I constructed the chapter/story such that Ghildor (the Parker-parallel) knows that there’s potential trouble within the string, for several reasons. He’s not dumb. The seemingly right thing to do when there’s this much mess is to walk away, but he doesn’t want to. So he has conversations with each person, drawing them out. Then he tells each of them that they’re right but should go easy with so-and-so because such-and-such. We know, because we’re largely inside his head, that he’s doing this simply to make the job work, soothing people’s irritated feelings and whatnot. We know, too, that he thinks it’s all idiotic, because what kind of useless fool lets personal feelings get in the way of doing the job efficiently? Remember, he doesn’t have actual empathy, because he’s more or less a sociopath, but he understands in a vaguely clinical way how to identify and deal with such problems. (For Parker readers, cf. the setup to the job in The Rare Coin Score, with the driver and the muscle/arsonist.) By the end of the chapter, we think we know the plan of the job, and what everyone’s individual tasks will be, and what everyone’s wound up about. We’re ready for the job to begin.

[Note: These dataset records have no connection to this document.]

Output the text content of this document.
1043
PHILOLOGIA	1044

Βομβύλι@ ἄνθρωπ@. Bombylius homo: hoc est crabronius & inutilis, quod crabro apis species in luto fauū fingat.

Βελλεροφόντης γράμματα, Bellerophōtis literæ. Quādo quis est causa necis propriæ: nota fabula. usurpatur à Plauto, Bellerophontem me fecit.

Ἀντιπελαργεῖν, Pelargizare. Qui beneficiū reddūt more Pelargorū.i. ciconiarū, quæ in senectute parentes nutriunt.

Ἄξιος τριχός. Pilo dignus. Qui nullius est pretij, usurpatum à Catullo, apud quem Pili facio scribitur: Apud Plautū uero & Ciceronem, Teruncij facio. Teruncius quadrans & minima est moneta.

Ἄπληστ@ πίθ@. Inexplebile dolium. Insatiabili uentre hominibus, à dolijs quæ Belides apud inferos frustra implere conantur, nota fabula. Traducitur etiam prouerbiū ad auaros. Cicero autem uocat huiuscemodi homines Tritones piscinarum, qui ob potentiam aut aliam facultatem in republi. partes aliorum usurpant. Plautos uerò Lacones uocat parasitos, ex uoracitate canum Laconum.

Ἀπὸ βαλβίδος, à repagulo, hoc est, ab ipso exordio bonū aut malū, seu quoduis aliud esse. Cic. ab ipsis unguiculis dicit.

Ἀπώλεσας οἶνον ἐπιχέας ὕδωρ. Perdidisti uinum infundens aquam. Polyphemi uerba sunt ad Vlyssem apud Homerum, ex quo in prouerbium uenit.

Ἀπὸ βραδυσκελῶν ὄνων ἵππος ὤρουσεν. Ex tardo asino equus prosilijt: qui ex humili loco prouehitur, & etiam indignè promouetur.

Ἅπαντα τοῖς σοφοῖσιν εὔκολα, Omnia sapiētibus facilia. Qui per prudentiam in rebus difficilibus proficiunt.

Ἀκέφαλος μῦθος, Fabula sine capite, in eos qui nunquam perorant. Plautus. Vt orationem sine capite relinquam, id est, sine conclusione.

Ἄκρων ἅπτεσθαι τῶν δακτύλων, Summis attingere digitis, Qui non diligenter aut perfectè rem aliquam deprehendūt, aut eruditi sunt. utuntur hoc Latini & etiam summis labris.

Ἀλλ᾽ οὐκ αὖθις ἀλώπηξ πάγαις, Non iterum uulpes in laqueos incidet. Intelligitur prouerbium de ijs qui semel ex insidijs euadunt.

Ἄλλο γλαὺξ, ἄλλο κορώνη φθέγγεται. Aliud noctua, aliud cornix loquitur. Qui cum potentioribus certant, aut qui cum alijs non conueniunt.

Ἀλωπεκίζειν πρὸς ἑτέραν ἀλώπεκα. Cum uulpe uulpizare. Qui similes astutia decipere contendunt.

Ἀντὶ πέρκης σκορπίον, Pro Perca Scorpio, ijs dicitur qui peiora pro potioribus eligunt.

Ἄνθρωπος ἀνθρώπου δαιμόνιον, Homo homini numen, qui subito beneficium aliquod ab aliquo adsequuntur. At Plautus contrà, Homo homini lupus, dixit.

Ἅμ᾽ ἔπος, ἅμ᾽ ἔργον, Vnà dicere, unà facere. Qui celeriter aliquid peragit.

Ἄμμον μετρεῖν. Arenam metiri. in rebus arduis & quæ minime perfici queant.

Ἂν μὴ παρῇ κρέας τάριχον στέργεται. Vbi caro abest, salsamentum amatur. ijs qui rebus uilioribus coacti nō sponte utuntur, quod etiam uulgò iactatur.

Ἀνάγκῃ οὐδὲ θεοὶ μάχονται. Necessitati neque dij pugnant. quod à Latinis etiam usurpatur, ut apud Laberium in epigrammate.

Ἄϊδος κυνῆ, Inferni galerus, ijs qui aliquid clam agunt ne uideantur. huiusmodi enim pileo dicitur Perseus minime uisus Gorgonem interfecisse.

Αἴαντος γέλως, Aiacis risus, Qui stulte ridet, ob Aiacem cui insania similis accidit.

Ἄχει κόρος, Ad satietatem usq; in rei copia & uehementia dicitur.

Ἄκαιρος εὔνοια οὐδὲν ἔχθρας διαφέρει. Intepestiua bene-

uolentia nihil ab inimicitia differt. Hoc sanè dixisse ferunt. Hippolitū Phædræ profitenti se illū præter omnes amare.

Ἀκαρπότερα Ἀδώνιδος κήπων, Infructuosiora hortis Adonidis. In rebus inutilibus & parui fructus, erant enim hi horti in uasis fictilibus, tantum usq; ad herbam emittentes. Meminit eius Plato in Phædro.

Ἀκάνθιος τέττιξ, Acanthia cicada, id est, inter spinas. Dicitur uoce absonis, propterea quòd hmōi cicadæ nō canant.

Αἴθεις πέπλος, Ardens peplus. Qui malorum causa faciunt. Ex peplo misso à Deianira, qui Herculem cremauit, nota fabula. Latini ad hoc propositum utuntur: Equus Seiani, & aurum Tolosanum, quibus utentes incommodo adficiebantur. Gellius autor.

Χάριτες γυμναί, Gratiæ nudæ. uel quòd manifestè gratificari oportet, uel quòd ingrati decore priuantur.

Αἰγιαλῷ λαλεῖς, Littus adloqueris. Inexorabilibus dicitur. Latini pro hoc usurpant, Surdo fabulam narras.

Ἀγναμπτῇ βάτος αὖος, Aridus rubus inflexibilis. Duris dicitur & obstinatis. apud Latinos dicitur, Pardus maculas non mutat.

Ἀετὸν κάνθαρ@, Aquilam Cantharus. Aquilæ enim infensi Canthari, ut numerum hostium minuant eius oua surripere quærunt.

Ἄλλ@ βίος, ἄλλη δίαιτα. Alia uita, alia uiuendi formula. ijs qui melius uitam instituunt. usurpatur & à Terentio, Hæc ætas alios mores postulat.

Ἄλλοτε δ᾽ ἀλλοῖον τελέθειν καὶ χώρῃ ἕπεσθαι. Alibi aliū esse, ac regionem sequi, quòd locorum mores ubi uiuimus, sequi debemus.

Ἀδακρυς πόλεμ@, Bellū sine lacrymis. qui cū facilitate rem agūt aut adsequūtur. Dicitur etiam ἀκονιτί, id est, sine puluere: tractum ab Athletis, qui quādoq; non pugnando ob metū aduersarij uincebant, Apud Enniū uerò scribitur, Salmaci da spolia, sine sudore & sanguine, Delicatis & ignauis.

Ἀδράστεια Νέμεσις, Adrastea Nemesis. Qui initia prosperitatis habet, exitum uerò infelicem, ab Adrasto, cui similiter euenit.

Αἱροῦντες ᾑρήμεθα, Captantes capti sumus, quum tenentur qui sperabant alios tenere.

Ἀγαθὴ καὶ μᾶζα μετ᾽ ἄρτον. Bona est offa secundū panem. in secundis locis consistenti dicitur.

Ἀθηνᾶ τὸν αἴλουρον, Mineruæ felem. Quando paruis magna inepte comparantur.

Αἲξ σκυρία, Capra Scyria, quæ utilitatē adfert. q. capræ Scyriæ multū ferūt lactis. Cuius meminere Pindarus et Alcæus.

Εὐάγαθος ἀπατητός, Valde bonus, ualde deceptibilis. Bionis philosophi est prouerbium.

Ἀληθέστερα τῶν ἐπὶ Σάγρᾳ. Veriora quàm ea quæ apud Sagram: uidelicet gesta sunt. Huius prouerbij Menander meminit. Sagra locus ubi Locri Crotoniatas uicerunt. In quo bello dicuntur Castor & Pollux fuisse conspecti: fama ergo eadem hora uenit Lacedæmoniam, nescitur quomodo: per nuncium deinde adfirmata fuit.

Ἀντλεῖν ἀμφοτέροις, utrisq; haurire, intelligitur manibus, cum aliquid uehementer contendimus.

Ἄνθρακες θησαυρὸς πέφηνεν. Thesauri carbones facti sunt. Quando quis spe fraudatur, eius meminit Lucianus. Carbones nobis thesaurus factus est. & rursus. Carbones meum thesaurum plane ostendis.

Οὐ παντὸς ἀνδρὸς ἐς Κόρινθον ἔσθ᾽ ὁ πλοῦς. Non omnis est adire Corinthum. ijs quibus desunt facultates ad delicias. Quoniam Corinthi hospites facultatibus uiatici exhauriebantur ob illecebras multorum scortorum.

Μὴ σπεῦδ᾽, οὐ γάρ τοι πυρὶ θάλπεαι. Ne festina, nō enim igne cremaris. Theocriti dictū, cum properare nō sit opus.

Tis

Of course, the trick is that the job takes place in Part 3, where each chapter is a different POV. At that point, we will come to realize that these people are a lot more complicated and screwed-up (and perhaps devious) than we’d thought. Leaving Ghildor, in Part 4, to pick up the mess.

In addition, since I’ve been noticing that my writing has been running short of my projected word-counts, I now can go back and think about where and how to add material that suggests these underlying tensions and pressures. That way, when we get to this chapter where everything (seemingly) gets spelled out, we’re not surprised and the whole thing feels like air-clearing, which is after all what Ghildor intends.

Of course, it won’t work, because where’s the fun in a noir heist tale if it all works?